Detalhes
António podia ser descrito como um homem amargurado com o seu passado.
Acho que há muitos por aí mas, como este, é difícil de encontrar. Os
acontecimentos dobraram a sua espinha, deixaram-no cansado da luta pelo
lugar ao Sol, roubaram-lhe a alegria, o dinheiro e, por fim, a sua
própria mulher, aquela que o tornou grande catapultando-o para a ribalta
do empresariado, que aguentou todas as pressões dos acontecimentos, que
lhe deu uma família feliz, e que acabou numa cadeira de rodas, perdida,
em absoluto, da realidade que se passa à sua volta, em cujos olhos que
outrora falavam, lê-se hoje, apenas o amor com que olha ainda seus
filhos e marido, chorando baixinho como que pedindo perdão por os
maçar...
No entanto, é no primeiro contacto com ele, que percebemos estar
perante um homem que transformara as forças adversas numa dinâmica de
vida impressionante. Hoje, aos sessenta e sete anos de vida,
diariamente, cuida da mulher, da enorme casa onde vive na solidão de uma
aldeia beirã, apoia empresas na área da consultoria, e no fim do ciclo
do dia, ainda se senta junto aquela mulher para a confortar com mimos,
festas e com o relato dos acontecimentos por si vividos nessas intensas
vinte e quatro horas.
Mas é à noite, longe dos sons do seu neto correndo pela casa e
dando-lhe, à casa, vida, e longe dos vários apelos a que socorre
diariamente, que se senta na sua cadeira e secretária de madeira, num
tal escritório que outrora pertencera a seu pai, repleto de livros com
cheiro a velhos e um piano cujas notas já só tocam histórias de família,
para escrever num portátil que hoje substitui qualquer maquina de
escrever. É ali, quando o tempo pára, que as suas personagens ganham
vida e decidem de sua vontade os caminhos e aventuras que querem viver.

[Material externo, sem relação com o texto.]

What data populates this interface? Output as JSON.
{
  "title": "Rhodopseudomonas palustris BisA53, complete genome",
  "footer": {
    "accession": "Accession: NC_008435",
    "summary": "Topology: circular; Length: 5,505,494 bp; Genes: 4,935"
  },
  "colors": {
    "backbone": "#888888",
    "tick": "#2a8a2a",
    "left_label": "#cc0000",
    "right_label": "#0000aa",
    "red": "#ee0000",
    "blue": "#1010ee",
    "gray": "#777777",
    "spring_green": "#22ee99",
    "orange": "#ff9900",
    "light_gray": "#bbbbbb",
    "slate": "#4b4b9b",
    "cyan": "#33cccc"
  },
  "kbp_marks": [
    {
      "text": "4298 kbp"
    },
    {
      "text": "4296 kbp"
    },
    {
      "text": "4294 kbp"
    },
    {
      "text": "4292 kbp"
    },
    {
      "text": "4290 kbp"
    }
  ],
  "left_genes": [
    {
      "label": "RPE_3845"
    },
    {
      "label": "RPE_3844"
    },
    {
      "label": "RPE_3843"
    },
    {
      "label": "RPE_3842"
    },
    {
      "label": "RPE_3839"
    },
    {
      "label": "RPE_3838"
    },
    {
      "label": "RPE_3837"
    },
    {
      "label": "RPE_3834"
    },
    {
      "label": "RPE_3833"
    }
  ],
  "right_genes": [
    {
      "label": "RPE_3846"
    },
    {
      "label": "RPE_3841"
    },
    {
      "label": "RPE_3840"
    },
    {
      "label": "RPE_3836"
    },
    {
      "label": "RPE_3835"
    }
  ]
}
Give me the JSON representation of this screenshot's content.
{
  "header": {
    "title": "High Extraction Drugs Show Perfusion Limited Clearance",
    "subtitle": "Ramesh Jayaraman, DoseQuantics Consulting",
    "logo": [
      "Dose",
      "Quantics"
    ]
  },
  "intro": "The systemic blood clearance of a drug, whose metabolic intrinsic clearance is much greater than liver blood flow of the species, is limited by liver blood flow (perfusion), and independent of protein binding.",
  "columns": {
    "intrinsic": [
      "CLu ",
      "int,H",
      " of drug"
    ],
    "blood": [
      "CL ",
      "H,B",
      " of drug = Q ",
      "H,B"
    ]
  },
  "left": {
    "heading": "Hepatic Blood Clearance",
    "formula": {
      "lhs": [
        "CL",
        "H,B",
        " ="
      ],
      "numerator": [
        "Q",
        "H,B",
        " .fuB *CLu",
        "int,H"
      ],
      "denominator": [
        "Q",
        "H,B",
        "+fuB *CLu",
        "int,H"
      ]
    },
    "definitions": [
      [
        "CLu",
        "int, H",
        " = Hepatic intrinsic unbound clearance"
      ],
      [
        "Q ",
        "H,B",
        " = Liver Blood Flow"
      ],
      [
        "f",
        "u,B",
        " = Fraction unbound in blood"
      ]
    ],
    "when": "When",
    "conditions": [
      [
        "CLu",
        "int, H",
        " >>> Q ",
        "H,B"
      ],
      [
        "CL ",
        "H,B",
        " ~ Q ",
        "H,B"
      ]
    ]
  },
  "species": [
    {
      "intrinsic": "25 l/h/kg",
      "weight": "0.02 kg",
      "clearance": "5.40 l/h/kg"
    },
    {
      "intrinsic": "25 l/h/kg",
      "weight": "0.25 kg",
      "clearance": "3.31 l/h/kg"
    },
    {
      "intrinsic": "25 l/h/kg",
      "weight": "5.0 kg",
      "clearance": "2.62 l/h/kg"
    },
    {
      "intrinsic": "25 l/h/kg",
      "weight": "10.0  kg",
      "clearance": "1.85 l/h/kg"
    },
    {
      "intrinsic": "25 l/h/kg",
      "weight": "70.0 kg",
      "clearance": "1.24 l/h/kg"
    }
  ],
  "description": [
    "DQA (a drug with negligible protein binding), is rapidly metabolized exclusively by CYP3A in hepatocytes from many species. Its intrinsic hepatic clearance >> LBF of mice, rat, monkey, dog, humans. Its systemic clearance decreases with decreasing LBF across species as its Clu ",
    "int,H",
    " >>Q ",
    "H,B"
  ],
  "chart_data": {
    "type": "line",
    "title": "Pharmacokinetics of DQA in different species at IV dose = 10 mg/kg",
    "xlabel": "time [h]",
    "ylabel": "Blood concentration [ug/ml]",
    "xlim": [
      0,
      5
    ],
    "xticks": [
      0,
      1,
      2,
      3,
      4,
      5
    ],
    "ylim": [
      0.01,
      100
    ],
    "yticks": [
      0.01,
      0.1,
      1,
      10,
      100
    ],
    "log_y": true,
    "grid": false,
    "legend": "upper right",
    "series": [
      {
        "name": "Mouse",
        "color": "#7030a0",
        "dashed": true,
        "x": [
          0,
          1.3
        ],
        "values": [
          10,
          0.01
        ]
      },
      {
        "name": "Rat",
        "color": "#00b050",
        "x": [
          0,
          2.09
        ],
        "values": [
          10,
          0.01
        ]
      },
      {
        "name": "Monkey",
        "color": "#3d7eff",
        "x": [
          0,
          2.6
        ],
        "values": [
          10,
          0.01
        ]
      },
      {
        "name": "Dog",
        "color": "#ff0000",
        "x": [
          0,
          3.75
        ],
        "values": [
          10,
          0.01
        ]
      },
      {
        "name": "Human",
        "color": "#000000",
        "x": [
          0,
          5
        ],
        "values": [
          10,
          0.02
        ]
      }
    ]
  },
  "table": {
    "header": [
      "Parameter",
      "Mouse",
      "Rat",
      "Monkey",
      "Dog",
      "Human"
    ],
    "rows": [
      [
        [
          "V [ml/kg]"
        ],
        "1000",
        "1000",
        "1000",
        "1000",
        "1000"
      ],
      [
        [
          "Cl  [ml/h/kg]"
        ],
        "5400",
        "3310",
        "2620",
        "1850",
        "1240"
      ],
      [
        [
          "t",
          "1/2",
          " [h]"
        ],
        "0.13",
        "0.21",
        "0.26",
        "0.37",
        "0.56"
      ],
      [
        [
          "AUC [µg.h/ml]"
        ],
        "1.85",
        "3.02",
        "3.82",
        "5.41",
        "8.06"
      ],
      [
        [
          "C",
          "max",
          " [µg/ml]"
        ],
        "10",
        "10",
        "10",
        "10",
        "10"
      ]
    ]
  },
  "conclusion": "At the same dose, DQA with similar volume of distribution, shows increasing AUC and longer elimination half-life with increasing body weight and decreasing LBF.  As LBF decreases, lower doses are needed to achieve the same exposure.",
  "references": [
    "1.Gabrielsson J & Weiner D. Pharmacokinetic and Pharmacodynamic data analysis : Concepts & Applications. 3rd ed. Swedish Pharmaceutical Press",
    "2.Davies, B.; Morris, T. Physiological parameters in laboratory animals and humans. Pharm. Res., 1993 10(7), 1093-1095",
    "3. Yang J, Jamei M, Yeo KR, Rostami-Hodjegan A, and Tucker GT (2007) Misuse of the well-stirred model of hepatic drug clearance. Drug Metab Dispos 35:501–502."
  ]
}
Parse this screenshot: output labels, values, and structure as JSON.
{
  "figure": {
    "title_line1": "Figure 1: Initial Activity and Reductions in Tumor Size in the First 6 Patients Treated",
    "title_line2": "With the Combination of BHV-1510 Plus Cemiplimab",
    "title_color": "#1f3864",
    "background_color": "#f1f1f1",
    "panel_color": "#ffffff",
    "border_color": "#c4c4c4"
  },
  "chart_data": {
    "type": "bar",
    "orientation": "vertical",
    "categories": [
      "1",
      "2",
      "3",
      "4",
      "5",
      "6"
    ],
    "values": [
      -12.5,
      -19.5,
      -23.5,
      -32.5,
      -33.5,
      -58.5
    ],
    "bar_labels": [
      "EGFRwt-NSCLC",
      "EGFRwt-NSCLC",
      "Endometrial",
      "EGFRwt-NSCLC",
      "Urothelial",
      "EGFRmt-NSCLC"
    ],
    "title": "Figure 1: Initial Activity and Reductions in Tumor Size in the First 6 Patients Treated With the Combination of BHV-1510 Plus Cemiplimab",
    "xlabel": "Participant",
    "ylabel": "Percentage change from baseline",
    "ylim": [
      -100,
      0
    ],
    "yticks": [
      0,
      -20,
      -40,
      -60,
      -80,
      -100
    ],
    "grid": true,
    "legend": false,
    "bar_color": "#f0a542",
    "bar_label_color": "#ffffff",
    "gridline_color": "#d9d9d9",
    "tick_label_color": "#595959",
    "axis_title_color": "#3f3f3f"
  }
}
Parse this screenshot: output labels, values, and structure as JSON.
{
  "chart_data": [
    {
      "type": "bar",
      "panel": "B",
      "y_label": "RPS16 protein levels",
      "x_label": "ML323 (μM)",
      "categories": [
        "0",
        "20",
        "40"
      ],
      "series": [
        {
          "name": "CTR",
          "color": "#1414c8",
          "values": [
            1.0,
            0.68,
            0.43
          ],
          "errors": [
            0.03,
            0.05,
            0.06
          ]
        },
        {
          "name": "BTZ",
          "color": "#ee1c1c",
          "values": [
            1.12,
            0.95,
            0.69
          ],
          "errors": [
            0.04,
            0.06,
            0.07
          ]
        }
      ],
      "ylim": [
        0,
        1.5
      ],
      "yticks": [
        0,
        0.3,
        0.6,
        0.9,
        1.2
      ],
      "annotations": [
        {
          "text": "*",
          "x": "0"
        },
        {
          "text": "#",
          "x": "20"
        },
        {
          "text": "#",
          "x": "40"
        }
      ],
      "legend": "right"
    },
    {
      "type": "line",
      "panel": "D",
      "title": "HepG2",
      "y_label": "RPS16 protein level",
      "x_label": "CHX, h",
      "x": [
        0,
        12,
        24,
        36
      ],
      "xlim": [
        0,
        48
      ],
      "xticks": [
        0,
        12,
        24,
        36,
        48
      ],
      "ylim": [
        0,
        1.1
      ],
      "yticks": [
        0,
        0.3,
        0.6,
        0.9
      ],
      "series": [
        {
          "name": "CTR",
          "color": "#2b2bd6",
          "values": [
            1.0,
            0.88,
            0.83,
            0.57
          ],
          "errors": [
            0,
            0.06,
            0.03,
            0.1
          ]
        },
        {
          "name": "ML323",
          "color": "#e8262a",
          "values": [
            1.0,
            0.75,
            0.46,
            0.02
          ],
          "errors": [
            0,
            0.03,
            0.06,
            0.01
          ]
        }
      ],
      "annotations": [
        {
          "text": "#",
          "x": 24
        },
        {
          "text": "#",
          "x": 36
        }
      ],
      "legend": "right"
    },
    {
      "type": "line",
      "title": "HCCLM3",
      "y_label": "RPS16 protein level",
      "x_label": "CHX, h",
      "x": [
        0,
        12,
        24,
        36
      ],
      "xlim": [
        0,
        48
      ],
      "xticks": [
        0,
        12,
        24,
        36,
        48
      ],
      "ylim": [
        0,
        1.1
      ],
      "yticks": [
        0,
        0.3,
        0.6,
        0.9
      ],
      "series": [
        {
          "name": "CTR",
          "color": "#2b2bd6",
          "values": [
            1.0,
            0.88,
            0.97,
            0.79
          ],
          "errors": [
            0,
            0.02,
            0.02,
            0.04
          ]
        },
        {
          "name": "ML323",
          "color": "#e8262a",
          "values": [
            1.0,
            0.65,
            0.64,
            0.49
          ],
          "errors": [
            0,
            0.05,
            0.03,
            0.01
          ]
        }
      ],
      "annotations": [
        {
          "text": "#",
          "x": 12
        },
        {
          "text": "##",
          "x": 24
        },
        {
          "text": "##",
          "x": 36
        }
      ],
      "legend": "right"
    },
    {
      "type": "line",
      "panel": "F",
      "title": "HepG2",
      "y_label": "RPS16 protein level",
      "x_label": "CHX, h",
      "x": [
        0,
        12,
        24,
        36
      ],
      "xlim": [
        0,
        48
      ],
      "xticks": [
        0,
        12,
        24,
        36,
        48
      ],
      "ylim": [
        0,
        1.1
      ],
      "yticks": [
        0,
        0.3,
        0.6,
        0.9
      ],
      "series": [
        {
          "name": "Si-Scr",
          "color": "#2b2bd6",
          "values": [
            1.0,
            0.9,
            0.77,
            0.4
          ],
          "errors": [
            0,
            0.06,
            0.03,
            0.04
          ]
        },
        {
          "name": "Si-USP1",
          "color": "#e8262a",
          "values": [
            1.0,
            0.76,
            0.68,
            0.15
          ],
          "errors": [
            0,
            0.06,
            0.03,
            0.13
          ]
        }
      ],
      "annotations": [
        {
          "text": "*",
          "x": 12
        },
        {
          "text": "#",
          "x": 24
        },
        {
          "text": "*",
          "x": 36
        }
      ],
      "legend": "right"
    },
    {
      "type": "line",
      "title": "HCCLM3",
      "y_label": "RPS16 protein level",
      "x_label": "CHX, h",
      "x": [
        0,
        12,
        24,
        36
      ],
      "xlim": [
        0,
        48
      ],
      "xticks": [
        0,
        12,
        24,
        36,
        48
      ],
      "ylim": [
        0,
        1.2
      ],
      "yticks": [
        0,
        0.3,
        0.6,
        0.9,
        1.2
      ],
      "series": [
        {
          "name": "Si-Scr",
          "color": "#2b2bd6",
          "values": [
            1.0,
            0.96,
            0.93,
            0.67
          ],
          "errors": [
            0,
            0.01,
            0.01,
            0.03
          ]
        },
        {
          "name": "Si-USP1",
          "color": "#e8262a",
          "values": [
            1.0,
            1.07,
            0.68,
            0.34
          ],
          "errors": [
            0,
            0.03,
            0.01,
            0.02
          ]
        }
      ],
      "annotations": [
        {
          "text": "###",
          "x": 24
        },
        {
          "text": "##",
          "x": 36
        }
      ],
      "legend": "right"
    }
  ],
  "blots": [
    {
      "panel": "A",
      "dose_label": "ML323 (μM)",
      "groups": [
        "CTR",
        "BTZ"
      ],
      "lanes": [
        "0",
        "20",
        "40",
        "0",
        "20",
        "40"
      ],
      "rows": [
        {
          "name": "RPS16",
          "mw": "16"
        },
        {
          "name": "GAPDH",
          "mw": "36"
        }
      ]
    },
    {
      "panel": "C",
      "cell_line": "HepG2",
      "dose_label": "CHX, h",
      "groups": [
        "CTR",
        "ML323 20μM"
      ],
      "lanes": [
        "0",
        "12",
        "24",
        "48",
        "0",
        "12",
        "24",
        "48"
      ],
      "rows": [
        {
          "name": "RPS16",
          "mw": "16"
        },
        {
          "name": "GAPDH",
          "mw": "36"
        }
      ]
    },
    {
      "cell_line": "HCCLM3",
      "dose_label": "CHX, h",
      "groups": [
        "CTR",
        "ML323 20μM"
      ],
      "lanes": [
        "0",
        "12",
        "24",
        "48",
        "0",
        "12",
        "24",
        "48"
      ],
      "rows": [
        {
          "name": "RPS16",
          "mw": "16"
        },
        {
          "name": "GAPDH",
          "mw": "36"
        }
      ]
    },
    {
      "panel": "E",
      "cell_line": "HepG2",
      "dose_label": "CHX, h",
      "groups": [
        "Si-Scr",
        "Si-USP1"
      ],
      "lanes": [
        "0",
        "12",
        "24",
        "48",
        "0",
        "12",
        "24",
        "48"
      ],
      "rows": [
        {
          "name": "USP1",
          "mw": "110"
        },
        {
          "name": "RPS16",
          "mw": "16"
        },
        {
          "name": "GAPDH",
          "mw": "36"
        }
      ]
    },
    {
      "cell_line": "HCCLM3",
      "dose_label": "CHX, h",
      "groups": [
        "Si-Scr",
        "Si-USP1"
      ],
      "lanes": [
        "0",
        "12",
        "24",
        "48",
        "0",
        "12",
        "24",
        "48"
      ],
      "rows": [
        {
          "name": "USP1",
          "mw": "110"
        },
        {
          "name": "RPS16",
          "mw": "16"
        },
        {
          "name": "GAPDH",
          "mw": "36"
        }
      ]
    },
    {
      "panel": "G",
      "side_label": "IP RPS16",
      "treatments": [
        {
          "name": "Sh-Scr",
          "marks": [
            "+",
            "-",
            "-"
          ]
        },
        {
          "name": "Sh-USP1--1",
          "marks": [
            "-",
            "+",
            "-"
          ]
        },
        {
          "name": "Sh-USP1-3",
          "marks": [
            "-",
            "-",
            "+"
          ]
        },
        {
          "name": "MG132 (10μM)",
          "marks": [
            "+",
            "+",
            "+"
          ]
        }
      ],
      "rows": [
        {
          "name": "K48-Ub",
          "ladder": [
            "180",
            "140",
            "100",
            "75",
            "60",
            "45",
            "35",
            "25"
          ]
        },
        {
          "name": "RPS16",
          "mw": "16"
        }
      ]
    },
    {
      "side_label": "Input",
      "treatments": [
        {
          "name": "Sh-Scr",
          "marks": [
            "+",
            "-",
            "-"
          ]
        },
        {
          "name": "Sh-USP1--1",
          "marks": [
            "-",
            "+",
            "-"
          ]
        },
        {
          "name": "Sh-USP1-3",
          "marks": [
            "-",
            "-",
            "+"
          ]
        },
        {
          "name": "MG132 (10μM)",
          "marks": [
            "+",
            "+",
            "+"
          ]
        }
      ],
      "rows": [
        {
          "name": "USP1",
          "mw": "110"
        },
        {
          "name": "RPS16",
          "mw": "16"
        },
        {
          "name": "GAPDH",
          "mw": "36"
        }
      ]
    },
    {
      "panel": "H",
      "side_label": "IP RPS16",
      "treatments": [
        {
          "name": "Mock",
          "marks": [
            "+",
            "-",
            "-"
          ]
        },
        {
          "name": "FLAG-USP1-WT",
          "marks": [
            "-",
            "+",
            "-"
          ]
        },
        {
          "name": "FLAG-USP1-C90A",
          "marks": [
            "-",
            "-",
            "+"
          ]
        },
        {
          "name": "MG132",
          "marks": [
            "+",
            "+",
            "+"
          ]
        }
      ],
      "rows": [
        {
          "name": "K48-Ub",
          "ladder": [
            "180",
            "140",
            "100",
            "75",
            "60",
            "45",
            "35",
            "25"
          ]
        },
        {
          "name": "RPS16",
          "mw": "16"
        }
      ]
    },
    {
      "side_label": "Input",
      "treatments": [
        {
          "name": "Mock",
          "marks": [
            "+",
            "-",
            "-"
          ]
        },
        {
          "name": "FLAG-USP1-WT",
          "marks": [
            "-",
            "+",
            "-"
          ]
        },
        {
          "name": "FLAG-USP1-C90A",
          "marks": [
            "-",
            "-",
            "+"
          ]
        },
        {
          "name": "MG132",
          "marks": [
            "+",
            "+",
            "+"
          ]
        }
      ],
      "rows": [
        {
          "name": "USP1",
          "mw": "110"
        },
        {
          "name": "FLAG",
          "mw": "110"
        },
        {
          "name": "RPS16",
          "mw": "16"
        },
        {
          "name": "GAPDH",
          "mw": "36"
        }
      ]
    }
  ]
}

Um dos seis filhos de António, chama-lhe “O Super-Homem”, e é nele
que muitos desses seis vão procurar o conforto, apoio, e a energia para
as suas aventuras diárias. Com ele aprenderam a viver a vida com um
sorriso sempre presente, a não ceder aos obstáculos e a encontrar em
cada um deles sempre um desafio.
“L'Aubergue des Enfants ou o Testamento de Jesus” é uma dessas
histórias escrita numa tal cadeira e secretária já moldadas pelo tempo,
quando todos os sons dormem e apenas as personagens e suas aventuras
ganham vida.
É no fundo a história de um jovem médico que se enamora de uma
psicóloga, ele português, ela francesa. Uma história de amor, do qual
nasceu um filho diferente, e onde se traz à discussão a deficiência das
crianças, o que se faz ou não em Portugal em comparação com o “Auberge
des Enfants”, em Paris.
Mas é também uma história “de policias e ladrões”, de Estado contra
Poderosos, que monta ao tempo da Revolução Francesa, e uma história que,
de novo, não fica bem à Igreja de Roma.”